Fast forward to today. Transport aircraft are now highly automated multi-million dollar pieces of kit. The sky they fly in is increasingly crowded, particularly around the major airports and the airlines run on miniscule margins, relying on high turnover to generate the necessary cash to stay afloat. In this compo-mad World we live in, even one crash is likely to be enough to put an airline out of business. A computer will fly a modern jet far more efficiently than any human but the public still like to think that there is a man who will take control if things go wrong. CRM has massively reduced the instances of avoidable accidents and low houred pilots now enter service rated on type and are the product of a regimented training process; two complete strangers can now fly as a team from the minute they meet and seamlessly change to a new partner if required.
- Transport aircraft have been highly-automated, multi-million dollar pices of kit for several years. Even the B747 Classics I used to fly (dating from around 1980) were highly-automated, multi-million dollar pieces of kit. This is not a new thing!

- The sky is indeed increasingly crowded, but it is far less hazardous than it used to be. Airlines do work on relatively small margins, but I can't think of one that has collapsed as the result of a single accident.

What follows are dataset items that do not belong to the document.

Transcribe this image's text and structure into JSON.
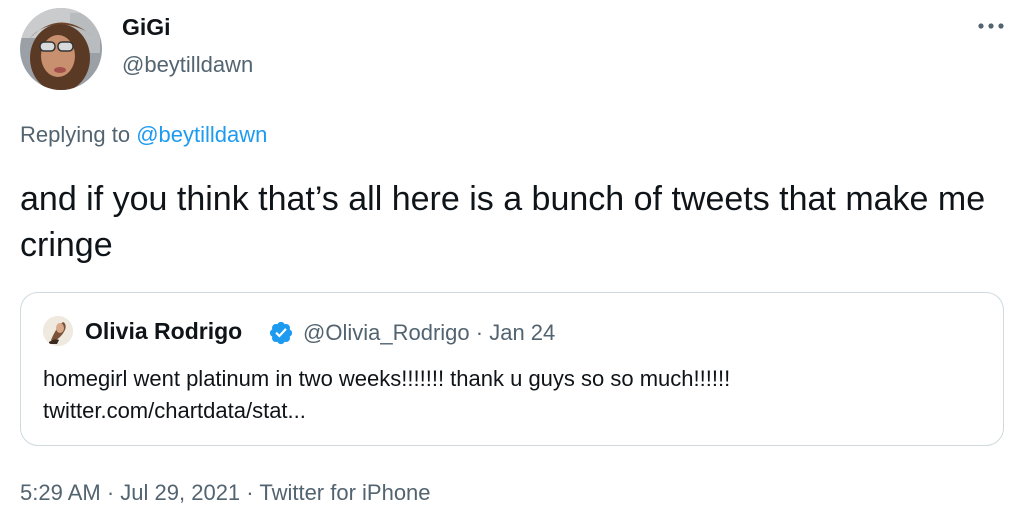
{
  "author": {
    "display_name": "GiGi",
    "handle": "@beytilldawn",
    "avatar_icon": "profile-photo"
  },
  "menu": {
    "icon": "more-horizontal-icon"
  },
  "reply": {
    "prefix": "Replying to",
    "mention": "@beytilldawn"
  },
  "tweet": {
    "text": "and if you think that’s all here is a bunch of tweets that make me cringe"
  },
  "quote": {
    "display_name": "Olivia Rodrigo",
    "verified": true,
    "handle": "@Olivia_Rodrigo",
    "separator": "·",
    "date": "Jan 24",
    "text": "homegirl went platinum in two weeks!!!!!!! thank u guys so so much!!!!!!",
    "link": "twitter.com/chartdata/stat..."
  },
  "footer": {
    "time": "5:29 AM",
    "sep1": "·",
    "date": "Jul 29, 2021",
    "sep2": "·",
    "source": "Twitter for iPhone"
  },
  "colors": {
    "text": "#0f1419",
    "secondary": "#536471",
    "link": "#1d9bf0",
    "border": "#cfd9de",
    "verified": "#1d9bf0"
  }
}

- CRM has made an incremental improvement in safety, but it has not 'massively reduced the instances of avoidable accidents'. It is an important weapon in the overall pursuit of safety, not the only one.

- The public is absolutely right to expect there to be a man at the controls when things go wrong. Computers do not fly 'more efficiently' than people; what they do is offload pilots so that their capacity for decision-making is increased. Even my brand-new A340-600 can't make decisions and is terrible at prioritising. That's one of the reasons we do CRM and MCC - how could CRM make a difference if the computers can do it all?

- The odds of a co-pilot having to fly the aircraft in an emergency are actually quite high; there are several emergency scenarios in which hand-flying of the aircraft is required and, to allow the captain to have the time and capacity to think, it is the first officer who gets the job every time.

You are right that airline training should follow a different route from an early stage. As in military flying, the PPL syllabus is irrelevant from pretty much right after first solo, and there's no reason why the commercial syallabus shouldn't diverge at that point also. However, I see no indication that this syllabus will be picked up and paid for by the industry; it seems to me that it will be an expensive speculative qualification for most, just as it is now.